Remember how the Lord your God led you all the way in the wilderness these forty years, to humble and test you in order to know what was in your heart, whether or not you would keep his commands. He humbled you, causing you to hunger and then feeding you with manna, which neither you nor your ancestors had known, to teach you that man does not live on bread alone but on every word that comes from the mouth of the Lord. Your clothes did not wear out and your feet did not swell during these forty years. Know then in your heart that as a man disciplines his son, so the Lord your God disciplines you. Deuteronomy 8:2-5
There are at least three important insights from Moses’ words here.
- “Wilderness” tests reveal what is hidden in the heart. Moses tells the Israelites that “God led you all the way in the wilderness for forty years, in order to humble and test you, in order to know what was in your heart.” Why would that be necessary? Because we are not naturally humble. All sin has an element of pride, because the beginning of sin is believing we know better than God. As a result, we are often unaware of the issues within our own hearts. Pride carries its own cloaking device. The blessing of trials is they can break our pride so that we are willing and able to listen to and hear what is going on in our hearts. The revealing is important, but what is revealed is the most important. The test is to see “whether or not you would keep His commands.” Trials can expose whether we obey God when it is hard. This really is the test of obedience. My cat is a great example. I can tell my cat to lay there, and she appears wonderfully obedient. But it is really just a coincidence—I am telling her to do what she already wants to do. We will truly find out if my cat is obedient if she jumps into the car when I tell her we need to go to the vet. We find out if we are obedient when our will diverges from the will of the one who commands us.

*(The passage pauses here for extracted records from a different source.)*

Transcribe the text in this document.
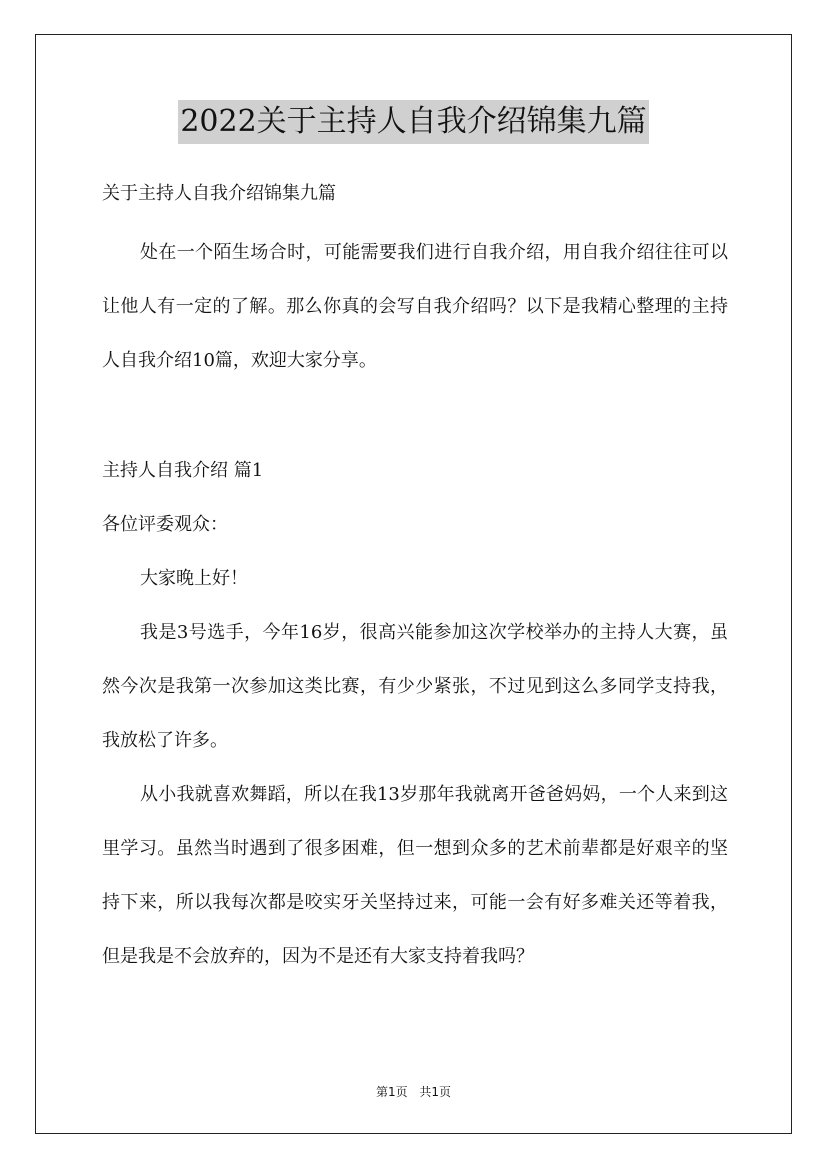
2022关于主持人自我介绍锦集九篇

关于主持人自我介绍锦集九篇

处在一个陌生场合时，可能需要我们进行自我介绍，用自我介绍往往可以让他人有一定的了解。那么你真的会写自我介绍吗？以下是我精心整理的主持人自我介绍10篇，欢迎大家分享。

主持人自我介绍 篇1

各位评委观众：

大家晚上好！

我是3号选手，今年16岁，很高兴能参加这次学校举办的主持人大赛，虽然今次是我第一次参加这类比赛，有少少紧张，不过见到这么多同学支持我，我放松了许多。

从小我就喜欢舞蹈，所以在我13岁那年我就离开爸爸妈妈，一个人来到这里学习。虽然当时遇到了很多困难，但一想到众多的艺术前辈都是好艰辛的坚持下来，所以我每次都是咬实牙关坚持过来，可能一会有好多难关还等着我，但是我是不会放弃的，因为不是还有大家支持着我吗？

第1页 共1页
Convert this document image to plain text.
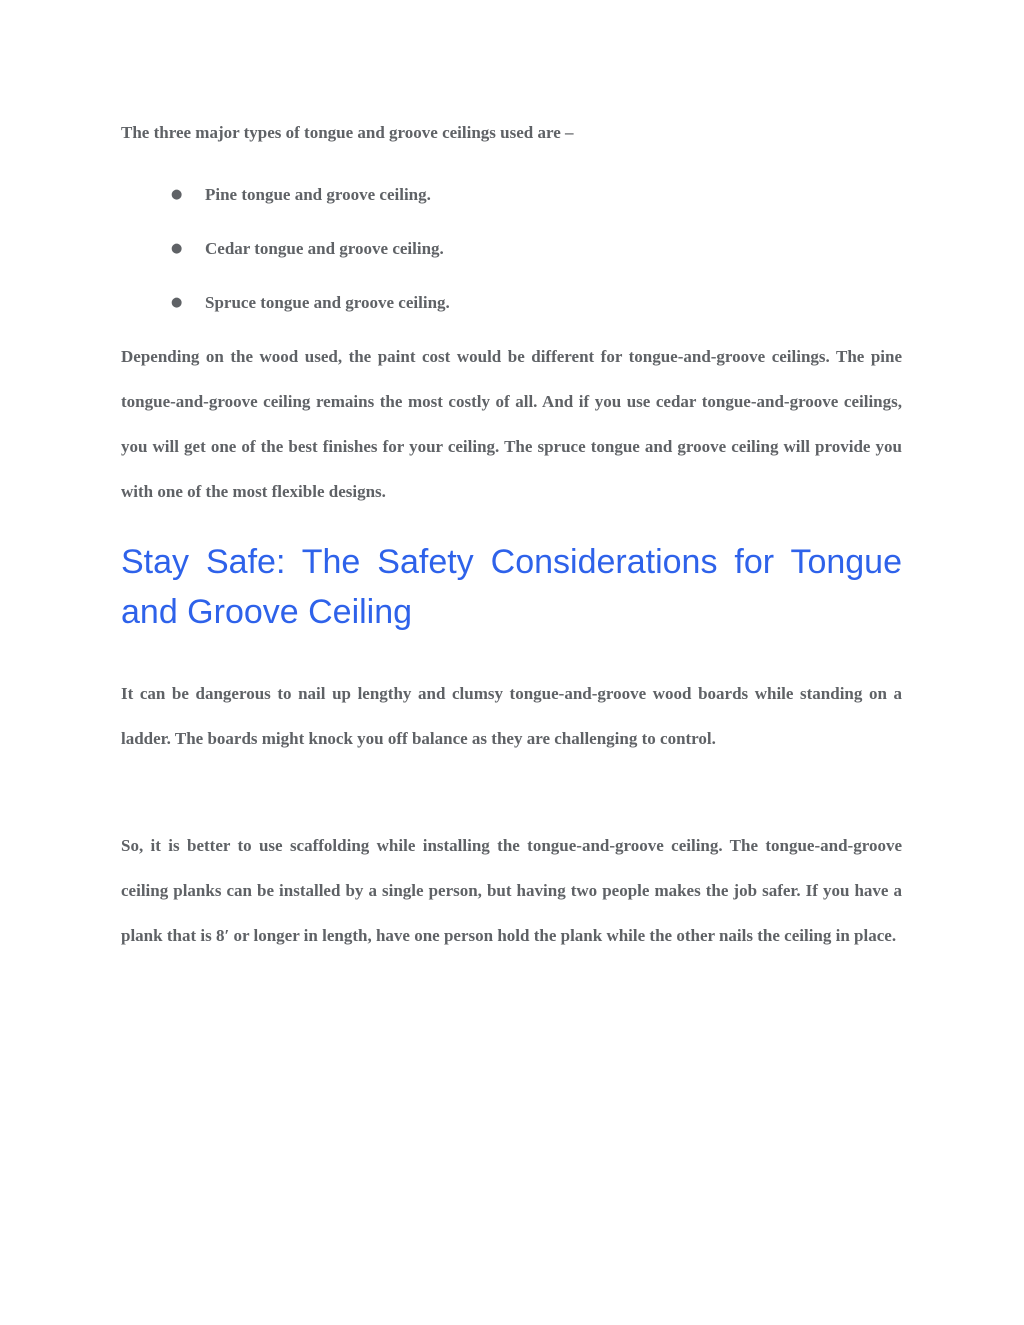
The three major types of tongue and groove ceilings used are –

● Pine tongue and groove ceiling.
● Cedar tongue and groove ceiling.
● Spruce tongue and groove ceiling.

Depending on the wood used, the paint cost would be different for tongue-and-groove ceilings. The pine tongue-and-groove ceiling remains the most costly of all. And if you use cedar tongue-and-groove ceilings, you will get one of the best finishes for your ceiling. The spruce tongue and groove ceiling will provide you with one of the most flexible designs.

Stay Safe: The Safety Considerations for Tongue and Groove Ceiling

It can be dangerous to nail up lengthy and clumsy tongue-and-groove wood boards while standing on a ladder. The boards might knock you off balance as they are challenging to control.

So, it is better to use scaffolding while installing the tongue-and-groove ceiling. The tongue-and-groove ceiling planks can be installed by a single person, but having two people makes the job safer. If you have a plank that is 8′ or longer in length, have one person hold the plank while the other nails the ceiling in place.
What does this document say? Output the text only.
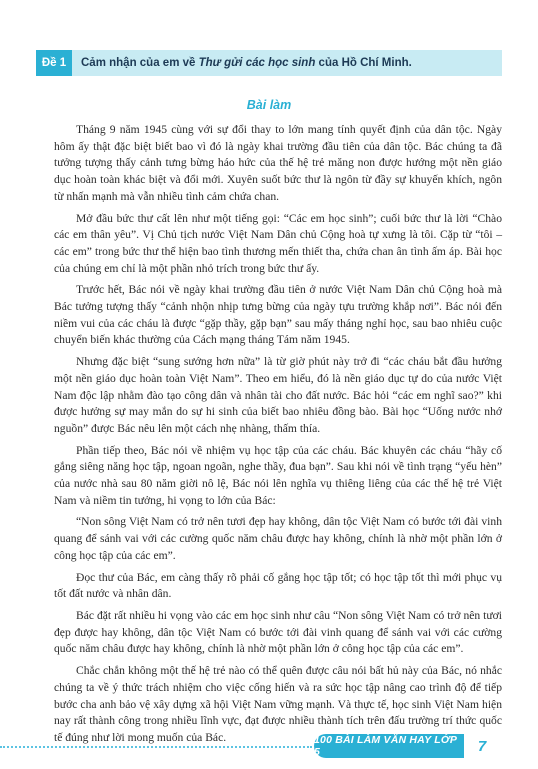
Đề 1	Cảm nhận của em về Thư gửi các học sinh của Hồ Chí Minh.
Bài làm

Tháng 9 năm 1945 cùng với sự đổi thay to lớn mang tính quyết định của dân tộc. Ngày hôm ấy thật đặc biệt biết bao vì đó là ngày khai trường đầu tiên của dân tộc. Bác chúng ta đã tưởng tượng thấy cảnh tưng bừng háo hức của thế hệ trẻ măng non được hướng một nền giáo dục hoàn toàn khác biệt và đổi mới. Xuyên suốt bức thư là ngôn từ đầy sự khuyến khích, ngôn từ nhấn mạnh mà vẫn nhiều tình cảm chứa chan.

Mở đầu bức thư cất lên như một tiếng gọi: “Các em học sinh”; cuối bức thư là lời “Chào các em thân yêu”. Vị Chủ tịch nước Việt Nam Dân chủ Cộng hoà tự xưng là tôi. Cặp từ “tôi – các em” trong bức thư thể hiện bao tình thương mến thiết tha, chứa chan ân tình ấm áp. Bài học của chúng em chỉ là một phần nhỏ trích trong bức thư ấy.

Trước hết, Bác nói về ngày khai trường đầu tiên ở nước Việt Nam Dân chủ Cộng hoà mà Bác tưởng tượng thấy “cảnh nhộn nhịp tưng bừng của ngày tựu trường khắp nơi”. Bác nói đến niềm vui của các cháu là được “gặp thầy, gặp bạn” sau mấy tháng nghỉ học, sau bao nhiêu cuộc chuyển biến khác thường của Cách mạng tháng Tám năm 1945.

Nhưng đặc biệt “sung sướng hơn nữa” là từ giờ phút này trở đi “các cháu bắt đầu hưởng một nền giáo dục hoàn toàn Việt Nam”. Theo em hiểu, đó là nền giáo dục tự do của nước Việt Nam độc lập nhằm đào tạo công dân và nhân tài cho đất nước. Bác hỏi “các em nghĩ sao?” khi được hưởng sự may mắn do sự hi sinh của biết bao nhiêu đồng bào. Bài học “Uống nước nhớ nguồn” được Bác nêu lên một cách nhẹ nhàng, thấm thía.

Phần tiếp theo, Bác nói về nhiệm vụ học tập của các cháu. Bác khuyên các cháu “hãy cố gắng siêng năng học tập, ngoan ngoãn, nghe thầy, đua bạn”. Sau khi nói về tình trạng “yếu hèn” của nước nhà sau 80 năm giời nô lệ, Bác nói lên nghĩa vụ thiêng liêng của các thế hệ trẻ Việt Nam và niềm tin tưởng, hi vọng to lớn của Bác:

“Non sông Việt Nam có trở nên tươi đẹp hay không, dân tộc Việt Nam có bước tới đài vinh quang để sánh vai với các cường quốc năm châu được hay không, chính là nhờ một phần lớn ở công học tập của các em”.

Đọc thư của Bác, em càng thấy rõ phải cố gắng học tập tốt; có học tập tốt thì mới phục vụ tốt đất nước và nhân dân.

Bác đặt rất nhiều hi vọng vào các em học sinh như câu “Non sông Việt Nam có trở nên tươi đẹp được hay không, dân tộc Việt Nam có bước tới đài vinh quang để sánh vai với các cường quốc năm châu được hay không, chính là nhờ một phần lớn ở công học tập của các em”.

Chắc chắn không một thế hệ trẻ nào có thể quên được câu nói bất hủ này của Bác, nó nhắc chúng ta về ý thức trách nhiệm cho việc cống hiến và ra sức học tập nâng cao trình độ để tiếp bước cha anh bảo vệ xây dựng xã hội Việt Nam vững mạnh. Và thực tế, học sinh Việt Nam hiện nay rất thành công trong nhiều lĩnh vực, đạt được nhiều thành tích trên đấu trường trí thức quốc tế đúng như lời mong muốn của Bác.	100 BÀI LÀM VĂN HAY LỚP 5	7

- Hunger and need are good teachers. Moses continues, “He humbled you, causing you to hunger and then feeding you with manna, … to teach you that man does not live on bread alone but every word that comes from the mouth of God.” The trial which God designed for the Israelites purposely brought them into a situation where they were deprived of a basic need – food. In the process, they learned there was something more important than food, namely, words from God.
This lesson is significant because no one doubts the importance of food. However, many people doubt the importance of God’s words. God put the Israelites in a situation where the people must depend on His word to provide food. This test teaches the people to value God and His Word even above His blessings.

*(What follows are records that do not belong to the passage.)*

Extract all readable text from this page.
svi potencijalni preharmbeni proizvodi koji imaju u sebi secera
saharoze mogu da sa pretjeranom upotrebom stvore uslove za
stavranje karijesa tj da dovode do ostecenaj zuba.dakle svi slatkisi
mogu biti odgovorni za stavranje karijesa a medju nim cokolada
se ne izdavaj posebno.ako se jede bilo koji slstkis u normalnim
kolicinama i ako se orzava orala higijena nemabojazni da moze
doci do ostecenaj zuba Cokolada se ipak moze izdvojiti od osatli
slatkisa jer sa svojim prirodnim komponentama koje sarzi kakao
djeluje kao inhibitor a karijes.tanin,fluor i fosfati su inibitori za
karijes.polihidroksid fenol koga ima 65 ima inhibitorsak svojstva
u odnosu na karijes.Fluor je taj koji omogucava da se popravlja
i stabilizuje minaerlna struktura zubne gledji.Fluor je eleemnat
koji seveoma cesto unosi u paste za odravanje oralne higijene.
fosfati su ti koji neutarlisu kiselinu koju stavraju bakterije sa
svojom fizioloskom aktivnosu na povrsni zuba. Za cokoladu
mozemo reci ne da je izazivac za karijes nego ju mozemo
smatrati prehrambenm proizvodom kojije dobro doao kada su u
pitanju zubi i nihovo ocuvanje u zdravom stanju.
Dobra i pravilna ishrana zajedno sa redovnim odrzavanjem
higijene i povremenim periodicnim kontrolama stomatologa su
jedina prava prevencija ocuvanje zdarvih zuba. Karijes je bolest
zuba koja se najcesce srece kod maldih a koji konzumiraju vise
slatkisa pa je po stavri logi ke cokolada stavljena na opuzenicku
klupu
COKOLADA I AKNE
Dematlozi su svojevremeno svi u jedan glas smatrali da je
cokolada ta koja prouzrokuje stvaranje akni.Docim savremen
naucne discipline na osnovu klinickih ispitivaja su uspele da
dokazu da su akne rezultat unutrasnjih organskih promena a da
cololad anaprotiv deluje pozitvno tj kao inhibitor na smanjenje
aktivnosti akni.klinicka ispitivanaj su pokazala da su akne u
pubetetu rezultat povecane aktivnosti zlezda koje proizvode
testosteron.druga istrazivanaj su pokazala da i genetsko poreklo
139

- Discipline is constructive. Moses concludes this look back on their trials, “Know then in your heart that as a man disciplines his son, so the Lord your God disciplines you.” A father disciplines to build up his children not to tear them down. The whole reason for this “wilderness test” was to build wisdom and strength into the Israelites that could not be obtained any other way.
It is very easy to lose heart in the middle of a trial. Whether it is a sickness, a job loss or underemployment, or family strife that makes everything else fade grey, it is important to fix our eyes on God. He permits these trials, not for our destruction, but to build us up. These seasons are often the times of our greatest growth. We learn about ourselves and we learn about what really matters – God Himself.
If you are well today, praise God for this good season. If you are weary and burdened, remember the Israelites and the God who loved them; the same God who loves you.